Agatha vibra com cada simples aprendizado conquistado pelo filho no Instituto Véras, uma escola para o desenvolvimento de crianças com dificuldades. Além do custo do colégio, há os gastos com o hormônio do crescimento que o menino precisa. Até hoje a família não recebeu qualquer tipo de indenização pela morte de Anderson.
‘A quem interessa?’
Essa falta de resposta também angustia a viúva de Marielle, a vereadora Monica Benicio. Como Agatha, ela reclama da falta de acesso às investigações e conta que, desde que as promotoras Simone Sibílio e Letícia Emile saíram do caso por “interferências externas nas investigações”, todas as reuniões no MPRJ e na Polícia Civil foram convocadas pelas famílias e pelo Instituto Marielle Franco. Este último, dirigido pela irmã da vítima, Anielle Franco, que tem programado uma série de encontros com pessoas ligadas à investigação para cobrar providências.
— O chefe do Ministério Público, Luciano Mattos, o secretário da Polícia Civil, Allan Turnowski, e todas as autoridades de segurança devem uma resposta ao país.

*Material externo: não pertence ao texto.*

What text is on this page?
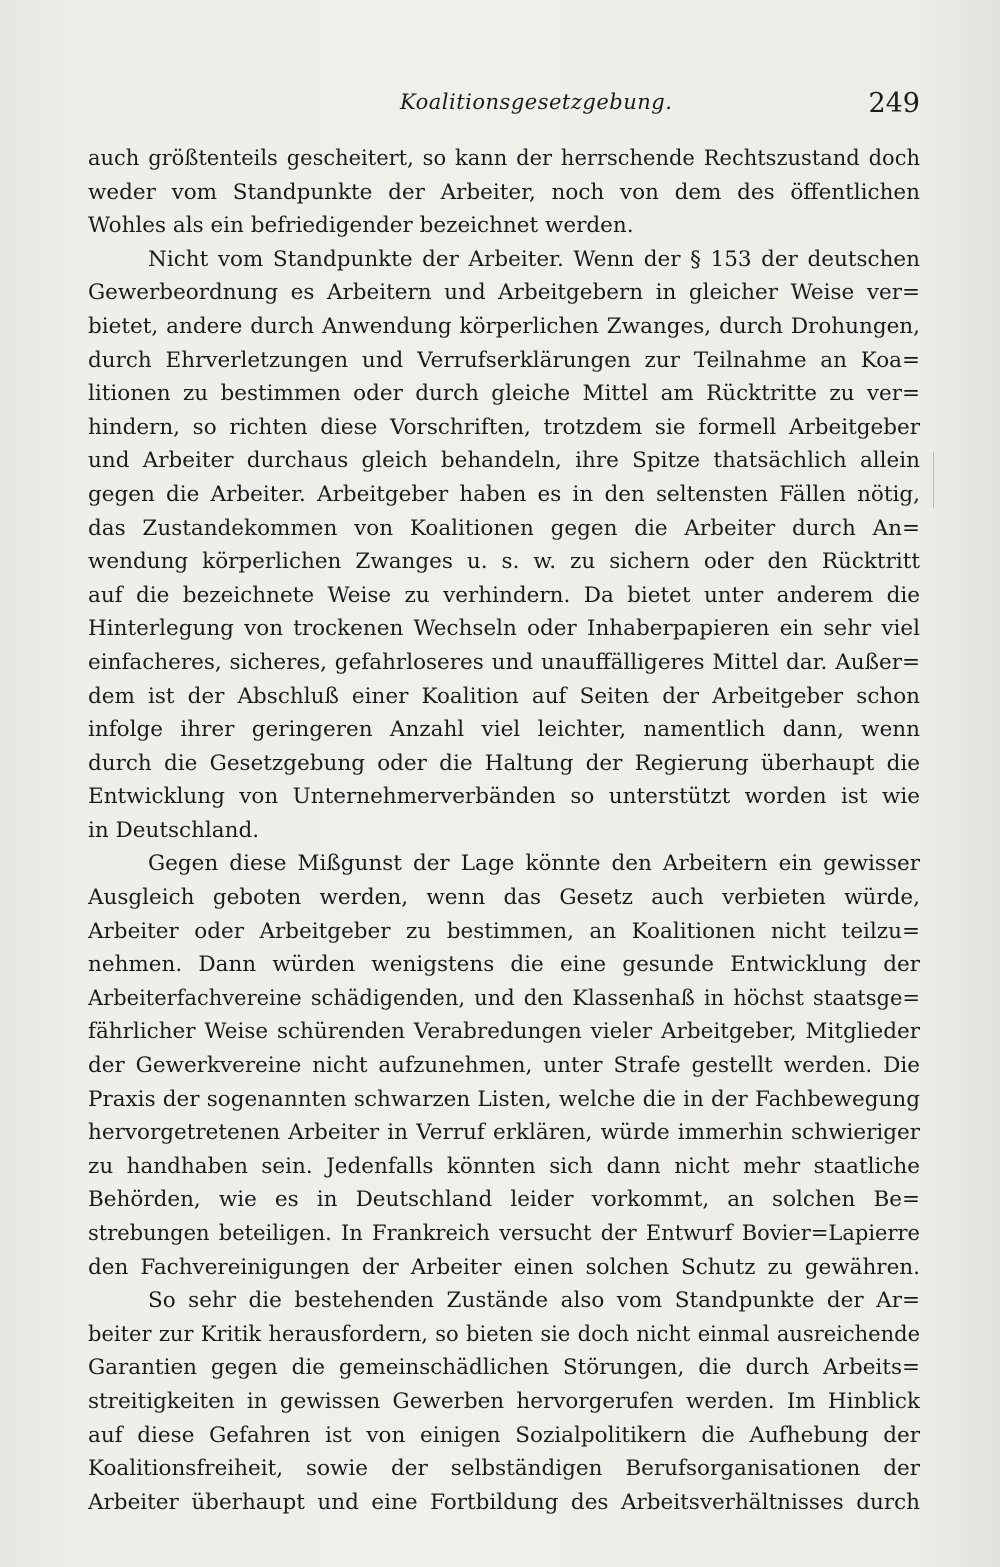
Koalitionsgesetzgebung.	249
auch größtenteils gescheitert, so kann der herrschende Rechtszustand doch
weder vom Standpunkte der Arbeiter, noch von dem des öffentlichen
Wohles als ein befriedigender bezeichnet werden.
Nicht vom Standpunkte der Arbeiter. Wenn der § 153 der deutschen
Gewerbeordnung es Arbeitern und Arbeitgebern in gleicher Weise ver=
bietet, andere durch Anwendung körperlichen Zwanges, durch Drohungen,
durch Ehrverletzungen und Verrufserklärungen zur Teilnahme an Koa=
litionen zu bestimmen oder durch gleiche Mittel am Rücktritte zu ver=
hindern, so richten diese Vorschriften, trotzdem sie formell Arbeitgeber
und Arbeiter durchaus gleich behandeln, ihre Spitze thatsächlich allein
gegen die Arbeiter. Arbeitgeber haben es in den seltensten Fällen nötig,
das Zustandekommen von Koalitionen gegen die Arbeiter durch An=
wendung körperlichen Zwanges u. s. w. zu sichern oder den Rücktritt
auf die bezeichnete Weise zu verhindern. Da bietet unter anderem die
Hinterlegung von trockenen Wechseln oder Inhaberpapieren ein sehr viel
einfacheres, sicheres, gefahrloseres und unauffälligeres Mittel dar. Außer=
dem ist der Abschluß einer Koalition auf Seiten der Arbeitgeber schon
infolge ihrer geringeren Anzahl viel leichter, namentlich dann, wenn
durch die Gesetzgebung oder die Haltung der Regierung überhaupt die
Entwicklung von Unternehmerverbänden so unterstützt worden ist wie
in Deutschland.
Gegen diese Mißgunst der Lage könnte den Arbeitern ein gewisser
Ausgleich geboten werden, wenn das Gesetz auch verbieten würde,
Arbeiter oder Arbeitgeber zu bestimmen, an Koalitionen nicht teilzu=
nehmen. Dann würden wenigstens die eine gesunde Entwicklung der
Arbeiterfachvereine schädigenden, und den Klassenhaß in höchst staatsge=
fährlicher Weise schürenden Verabredungen vieler Arbeitgeber, Mitglieder
der Gewerkvereine nicht aufzunehmen, unter Strafe gestellt werden. Die
Praxis der sogenannten schwarzen Listen, welche die in der Fachbewegung
hervorgetretenen Arbeiter in Verruf erklären, würde immerhin schwieriger
zu handhaben sein. Jedenfalls könnten sich dann nicht mehr staatliche
Behörden, wie es in Deutschland leider vorkommt, an solchen Be=
strebungen beteiligen. In Frankreich versucht der Entwurf Bovier=Lapierre
den Fachvereinigungen der Arbeiter einen solchen Schutz zu gewähren.
So sehr die bestehenden Zustände also vom Standpunkte der Ar=
beiter zur Kritik herausfordern, so bieten sie doch nicht einmal ausreichende
Garantien gegen die gemeinschädlichen Störungen, die durch Arbeits=
streitigkeiten in gewissen Gewerben hervorgerufen werden. Im Hinblick
auf diese Gefahren ist von einigen Sozialpolitikern die Aufhebung der
Koalitionsfreiheit, sowie der selbständigen Berufsorganisationen der
Arbeiter überhaupt und eine Fortbildung des Arbeitsverhältnisses durch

Quem vai acreditar nas instituições depois disso? Ninguém. As perguntas que ficam são: a quem interessa o não esclarecimento desse caso? Por que não se chegou a uma solução após quatro anos? Espero, do fundo do meu coração, não ter que perguntar isso novamente daqui a um ano — disse Monica.
Anielle também questiona a troca de cinco delegados em quatro anos:
— A gente segue na esperança de dias melhores e respostas, mesmo com tantas trocas dentro da investigação.
Sobrevivente da emboscada que matou Marielle e Anderson, a então assessora da parlamentar Fernanda Chaves ainda leva uma vida cercada de segurança, por não saber quem encomendou o crime:
— São quatro anos de impunidade que corroem a democracia brasileira, mas que também interferem na minha vida e na vida da minha família. Afinal, se você não sabe de onde veio, você não sabe do que se proteger.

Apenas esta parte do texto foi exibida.